Winkler Prins

Anthony Winkler Prins (1870)

Gepubliceerd op 09-08-2018

Mungo Park

betekenis & definitie

Mungo Park, een moedig onderzoeker der binnenlanden van Afrika, werd geboren te Fowlshiels in Schotland den 10den September 1771, studeerde te Edinburgh in de geneeskunde en vestigde zich als geneesheer te Selkirk, doch vertrok weldra als scheepsheelmeester naar Indië. Bij zijn terugkeer vervoegde hij zich bij de African Association te Londen met het verzoek om op hare kosten een togt naar Afrika te ondernemen tot het opsporen van de Nigerbronnen. Na het ontvangen van een toestemmend antwoord begaf hij zich den 22sten Mei 1795 naar de Engelsche factorij Pisania aan de Gambia en trok oostwaarts door de koningrijken Moelli, Bondoe, Kajaaga, Kasson, Kaarta en Loedamar. Hier verscheen hij in Maart 1796, doch zag er zijn leven bedreigd, zoodat hij zich door de vlugt moest redden.

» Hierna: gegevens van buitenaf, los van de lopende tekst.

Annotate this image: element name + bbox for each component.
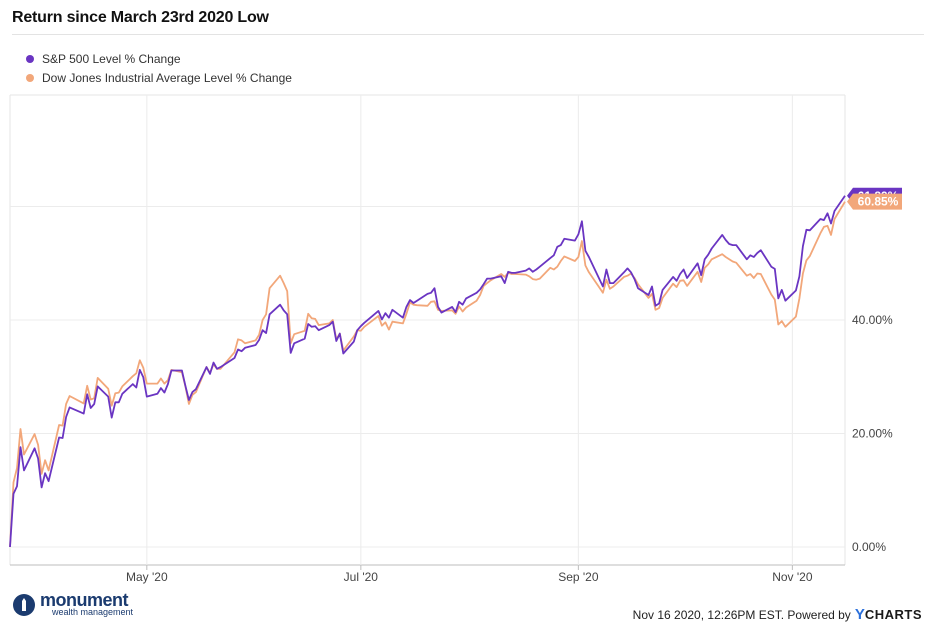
y-tick-label: 0.00% (852, 540, 886, 554)
chart-title: Return since March 23rd 2020 Low (12, 9, 269, 26)
x-tick-label: Jul '20 (344, 570, 379, 584)
legend-item-dow[interactable]: Dow Jones Industrial Average Level % Cha… (26, 71, 292, 85)
series-line-0 (9, 195, 846, 548)
logo-wordmark: monument (40, 590, 129, 610)
monument-logo-icon (13, 593, 35, 616)
end-value-label: 60.85% (858, 195, 899, 209)
ycharts-logo-text[interactable]: CHARTS (864, 607, 922, 622)
y-tick-label: 20.00% (852, 427, 893, 441)
monument-logo: monument wealth management (12, 590, 134, 617)
y-tick-label: 40.00% (852, 313, 893, 327)
legend-item-sp500[interactable]: S&P 500 Level % Change (26, 52, 181, 66)
footer-timestamp: Nov 16 2020, 12:26PM EST. Powered by (632, 607, 851, 622)
series-line-1 (9, 201, 846, 548)
x-tick-label: May '20 (126, 570, 168, 584)
footer-attribution: Nov 16 2020, 12:26PM EST. Powered by Y C… (633, 606, 922, 623)
title-divider (12, 34, 924, 35)
legend-label: Dow Jones Industrial Average Level % Cha… (42, 71, 292, 85)
legend-swatch-icon (26, 74, 34, 82)
legend-swatch-icon (26, 55, 34, 63)
legend-label: S&P 500 Level % Change (42, 52, 181, 66)
ycharts-logo-y[interactable]: Y (854, 606, 865, 623)
x-tick-label: Sep '20 (558, 570, 599, 584)
end-value-badge (847, 193, 902, 210)
x-tick-label: Nov '20 (772, 570, 813, 584)
logo-tagline: wealth management (52, 607, 134, 617)
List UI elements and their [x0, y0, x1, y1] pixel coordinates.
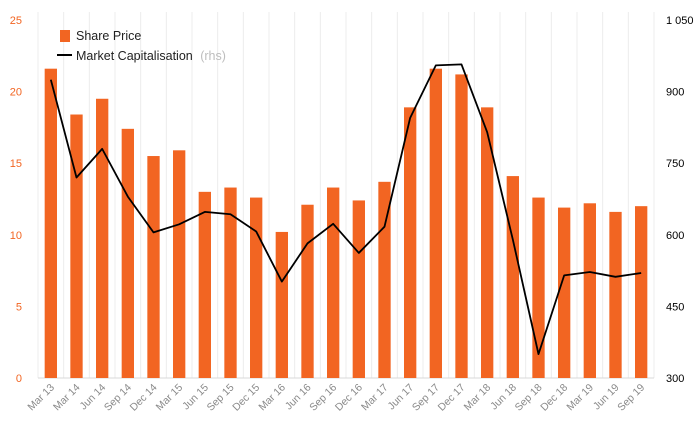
- left-axis-tick-label: 25: [10, 15, 22, 27]
- share-price-bar: [327, 187, 340, 378]
- share-price-bar: [198, 191, 211, 378]
- right-axis-tick-label: 600: [666, 230, 684, 242]
- left-axis: 0 5 10 15 20 25: [10, 15, 22, 385]
- share-price-bar: [635, 206, 648, 378]
- legend-market-cap-label: Market Capitalisation (rhs): [76, 49, 226, 63]
- x-axis-tick-label: Sep 18: [513, 382, 545, 414]
- share-price-bar: [404, 107, 417, 379]
- x-axis-tick-label: Mar 13: [25, 382, 57, 414]
- x-axis-tick-label: Dec 18: [538, 382, 570, 414]
- legend-share-price-swatch: [60, 30, 70, 42]
- x-axis-tick-label: Dec 16: [333, 382, 365, 414]
- x-axis-tick-label: Sep 16: [307, 382, 339, 414]
- left-axis-tick-label: 10: [10, 230, 22, 242]
- grid-lines: [37, 12, 655, 379]
- x-axis-tick-label: Mar 18: [462, 382, 494, 414]
- x-axis-tick-label: Sep 15: [205, 382, 237, 414]
- share-price-bar: [147, 156, 160, 378]
- share-price-bar: [455, 74, 468, 378]
- x-axis-tick-label: Mar 16: [256, 382, 288, 414]
- share-price-bar: [481, 107, 494, 379]
- share-price-bar: [224, 187, 237, 378]
- share-price-bar: [121, 128, 134, 378]
- right-axis-tick-label: 450: [666, 301, 684, 313]
- share-price-bar: [173, 150, 186, 378]
- x-axis-tick-label: Mar 19: [564, 382, 596, 414]
- x-axis-tick-label: Sep 19: [615, 382, 647, 414]
- share-price-bar: [275, 231, 288, 378]
- x-axis-tick-label: Dec 17: [436, 382, 468, 414]
- right-axis-tick-label: 1 050: [666, 15, 694, 27]
- x-axis-tick-label: Mar 15: [154, 382, 186, 414]
- left-axis-tick-label: 20: [10, 87, 22, 99]
- share-price-bar: [532, 197, 545, 378]
- share-price-bar: [44, 68, 57, 379]
- market-cap-line: [49, 63, 642, 356]
- right-axis-tick-label: 300: [666, 373, 684, 385]
- x-axis-tick-label: Dec 14: [128, 382, 160, 414]
- x-axis-tick-label: Sep 14: [102, 382, 134, 414]
- right-axis-tick-label: 750: [666, 158, 684, 170]
- legend-market-cap-suffix: (rhs): [200, 49, 226, 63]
- legend-share-price-label: Share Price: [76, 29, 141, 43]
- x-axis-tick-label: Mar 14: [51, 382, 83, 414]
- right-axis: 300 450 600 750 900 1 050: [666, 15, 694, 385]
- share-price-bar: [506, 176, 519, 378]
- share-price-bar: [609, 211, 622, 378]
- share-price-bar: [429, 68, 442, 379]
- x-axis-tick-label: Sep 17: [410, 382, 442, 414]
- x-axis-tick-label: Mar 17: [359, 382, 391, 414]
- share-price-bar: [558, 207, 571, 378]
- share-price-bars: [44, 68, 648, 379]
- left-axis-tick-label: 5: [16, 301, 22, 313]
- right-axis-tick-label: 900: [666, 87, 684, 99]
- share-price-bar: [250, 197, 263, 378]
- legend-market-cap-name: Market Capitalisation: [76, 49, 193, 63]
- x-axis-tick-label: Dec 15: [230, 382, 262, 414]
- share-price-bar: [352, 200, 365, 378]
- share-price-bar: [583, 203, 596, 378]
- left-axis-tick-label: 0: [16, 373, 22, 385]
- left-axis-tick-label: 15: [10, 158, 22, 170]
- share-price-bar: [96, 98, 109, 378]
- share-price-bar: [301, 204, 314, 378]
- legend: Share Price Market Capitalisation (rhs): [57, 29, 226, 63]
- share-price-bar: [70, 114, 83, 379]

Op den 20sten Junij van dat jaar bereikte hij de Niger en volgde toen den loop van deze rivier stroomopwaarts. Eindelijk dwongen onoverkomelijke hindernissen hem tot den terugtogt. Hij volgde westwaarts de rivier en bereikte in September het koningrijk Mandingo, waar hij wegens ongesteldheid 7 maanden moest blijven. Eerst den 10den Junij 1797 kwam hij weder te Pisania en reisde vanhier over Antigua naar Londen. In 1799 verscheen het verslag van zijn merkwaardigen togt onder den titel: „Travels in the interior of Africa”.

Nadat hij voorts tot 1805 als geneesheer was werkzaam geweest, ondernam hij een tweeden togt in Afrika, verliet in April met 36 Europeanen de factorij aan de Gambia en bereikte met 7 van hen de Niger. Te Sansanding in het koningrijk Bambarra bouwde hij eene boot, om zijne reis langs de Niger voort te zetten. Vooral zond hij zijn dagboek naar Pisania, en hieruit blijkt, dat nog slechts 4 van zijne medgezellen in leven waren. In het koningrijk Haoessa werden zij door eene gewapende bende aangevallen; zijne reisgenooten bezweken voor de pijlen der Negers, en Mungo Park, die zich zwemmende poogde te redden, kwam om in het water. Een slavenhandelaar bragt in 1806 daarvan de tijding in de Engelsche kolonie aan de Senegal, en eerst in 1815 verscheen het verhaal van dezen tweeden togt, daar de papieren van den kloeken reiziger aanvankelijk in het bezit waren gebleven van den Koning van Jaoeri.